A compiler’s core characteristic is determinism: given the same input, the output is always the same. Current LLMs are fundamentally non-deterministic — they’re probabilistic predictors. Run the same requirement twice and you get different code, different quality. This is the biggest problem with AI programming today, and the fundamental reason SDD and Harness exist.
What they’re really doing, at root, is narrowing the model’s uncertainty window.
SDD narrows from the input side: the more precise your spec documents, the smaller the model’s output space, and the fuzzy possibilities get squeezed into a predictable range.
Harness narrows from the process side: even with precise input, models accumulate drift across multi-step execution. Verification loops correct drift, role separation prevents self-deception, tool pruning reduces wrong choices.
Feedback loops narrow from the output side: automated tests, linters, and human review verify the final output, and error signals get fed back into specs and Harness, making the next round of execution converge further.
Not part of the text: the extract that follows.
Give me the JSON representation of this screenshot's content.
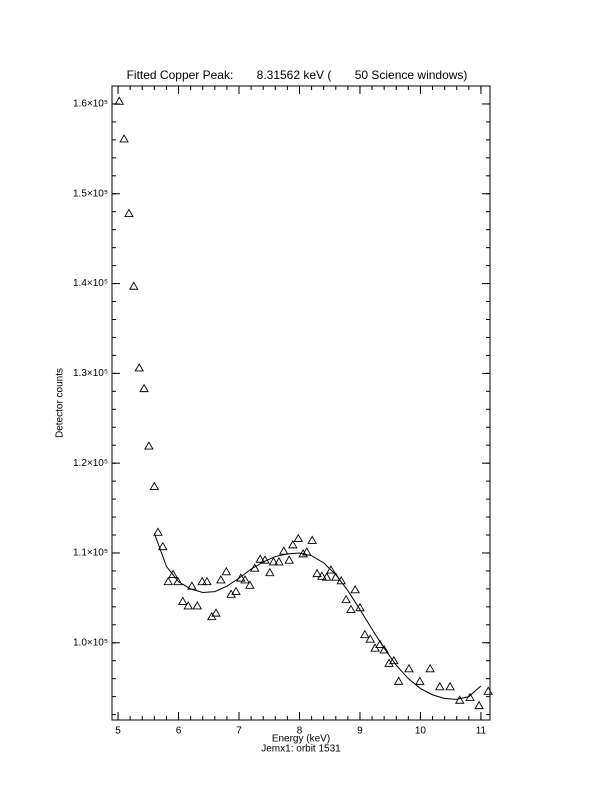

All three layers together use engineering means to simulate compiler determinism. The model itself isn’t deterministic enough, so external constraints force it close to deterministic behavior. OpenAI’s 80% factor means exactly this: at current model capability levels, external constraints contribute far more to final reliability than the model itself.
Push this logic to the extreme: if the model becomes fully deterministic, do SDD and Harness become useless? Probably not. Compilers are deterministic, but we still need architecture design, code standards, and CI pipelines. The complexity of large systems doesn’t disappear just because models become deterministic. Model uncertainty just happens to be the most urgent variable right now.
Until then, what external engineering can do is keep narrowing this uncertainty window.